It might seem bad, but the worst that can happen when you buy a stock (without leverage) is that its share price goes to zero. But when you pick a company that is really flourishing, you can make more than 100%. For example, the Sime Darby Property Berhad (KLSE:SIMEPROP) share price has soared 156% in the last three years. How nice for those who held the stock! In the last week shares have slid back 2.6%.

Let's take a look at the underlying fundamentals over the longer term, and see if they've been consistent with shareholders returns.

See our latest analysis for Sime Darby Property Berhad

There is no denying that markets are sometimes efficient, but prices do not always reflect underlying business performance. One way to examine how market sentiment has changed over time is to look at the interaction between a company's share price and its earnings per share (EPS).

Sime Darby Property Berhad was able to grow its EPS at 155% per year over three years, sending the share price higher. The average annual share price increase of 37% is actually lower than the EPS growth. So it seems investors have become more cautious about the company, over time.

The graphic below depicts how EPS has changed over time (unveil the exact values by clicking on the image).

KLSE:SIMEPROP Earnings Per Share Growth December 24th 2024

It is of course excellent to see how Sime Darby Property Berhad has grown profits over the years, but the future is more important for shareholders. If you are thinking of buying or selling Sime Darby Property Berhad stock, you should check out this FREE detailed report on its balance sheet.

What About Dividends?

As well as measuring the share price return, investors should also consider the total shareholder return (TSR). Whereas the share price return only reflects the change in the share price, the TSR includes the value of dividends (assuming they were reinvested) and the benefit of any discounted capital raising or spin-off. So for companies that pay a generous dividend, the TSR is often a lot higher than the share price return. As it happens, Sime Darby Property Berhad's TSR for the last 3 years was 179%, which exceeds the share price return mentioned earlier. And there's no prize for guessing that the dividend payments largely explain the divergence!

A Different Perspective

It's good to see that Sime Darby Property Berhad has rewarded shareholders with a total shareholder return of 152% in the last twelve months. Of course, that includes the dividend. That gain is better than the annual TSR over five years, which is 13%. Therefore it seems like sentiment around the company has been positive lately.
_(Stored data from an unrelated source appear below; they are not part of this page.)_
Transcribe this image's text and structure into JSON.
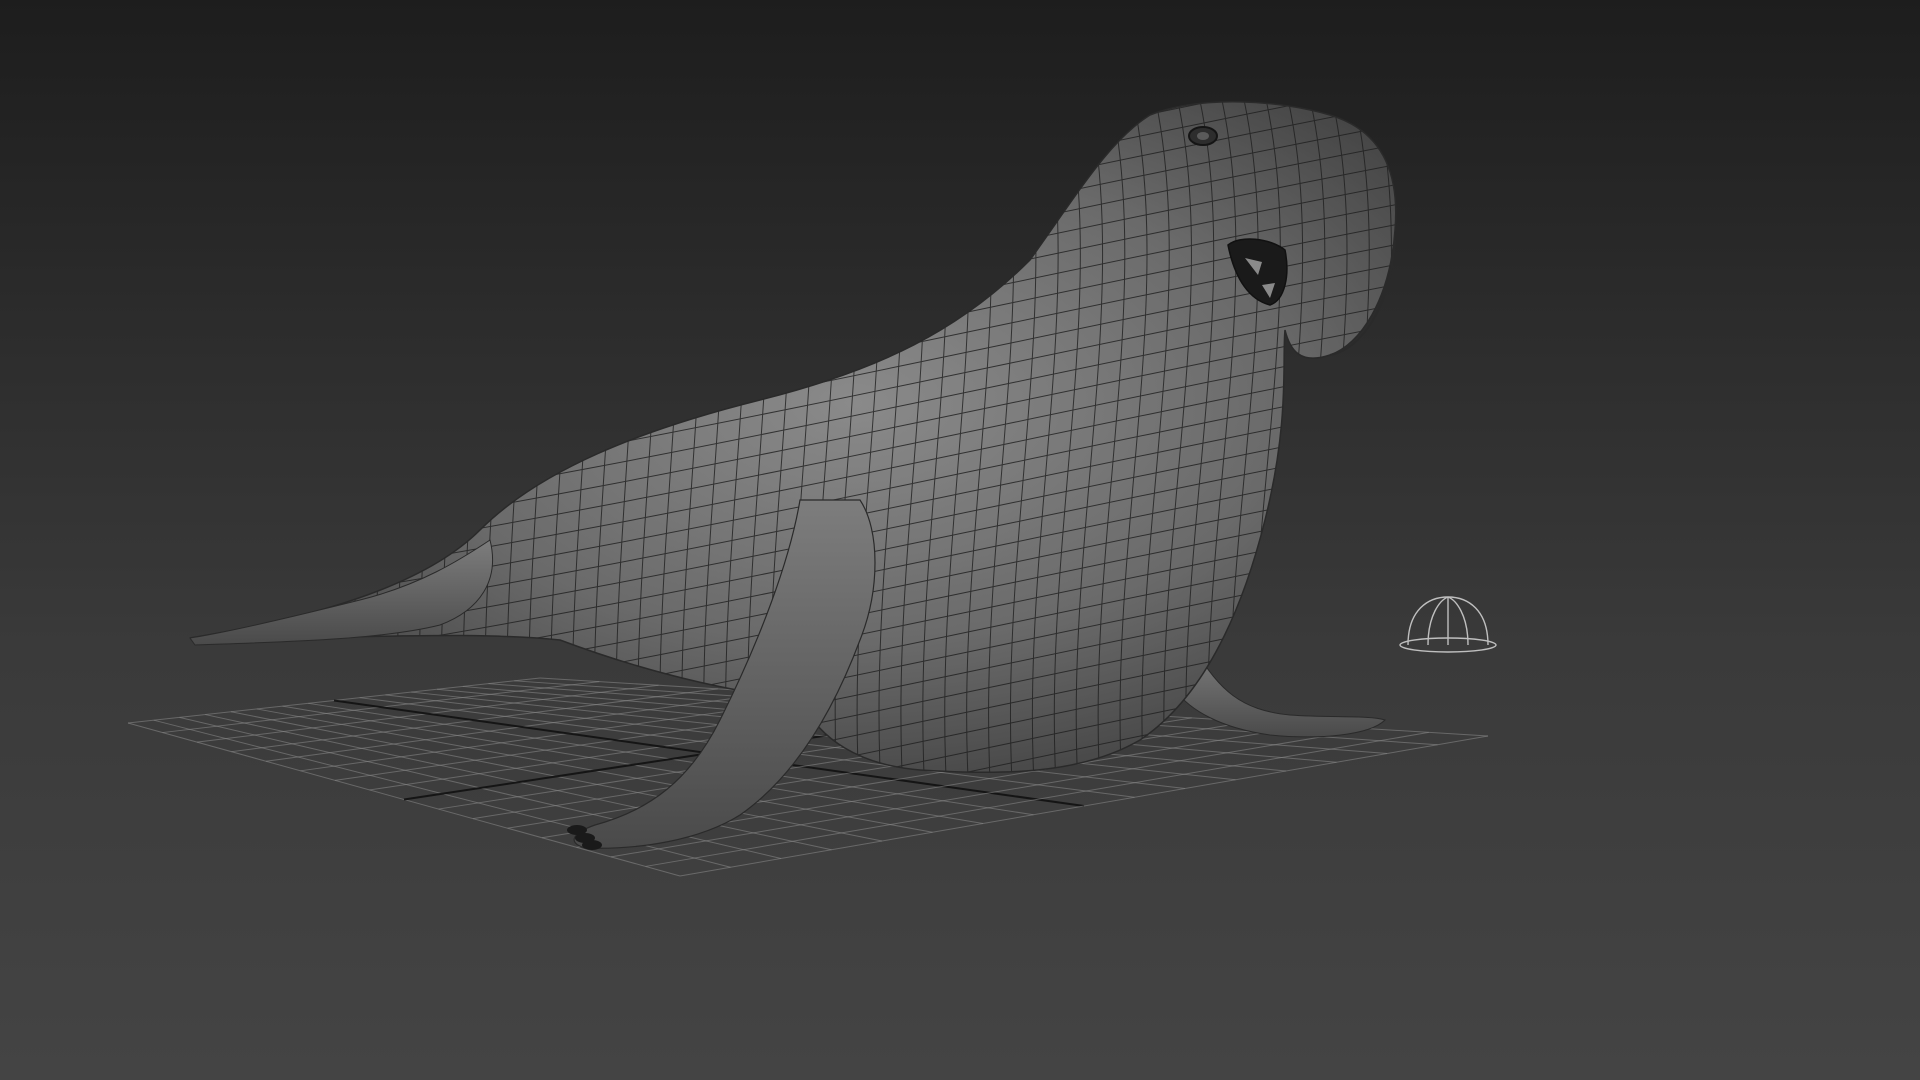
{
  "viewport": {
    "background_top": "#1d1d1d",
    "background_bottom": "#444444"
  },
  "scene": {
    "subject": "elephant-seal-wireframe-model",
    "shading": "gray-clay",
    "wireframe_color": "#1a1a1a",
    "mesh_color": "#6e6e6e",
    "grid_color": "#8c8c8c",
    "grid_axis_color": "#111111",
    "light_helper_icon": "dome-light-icon"
  }
}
Given the share price momentum remains strong, it might be worth taking a closer look at the stock, lest you miss an opportunity. While it is well worth considering the different impacts that market conditions can have on the share price, there are other factors that are even more important. Consider for instance, the ever-present spectre of investment risk. We've identified 1 warning sign with Sime Darby Property Berhad , and understanding them should be part of your investment process.

For those who like to find winning investments this free list of undervalued companies with recent insider purchasing, could be just the ticket.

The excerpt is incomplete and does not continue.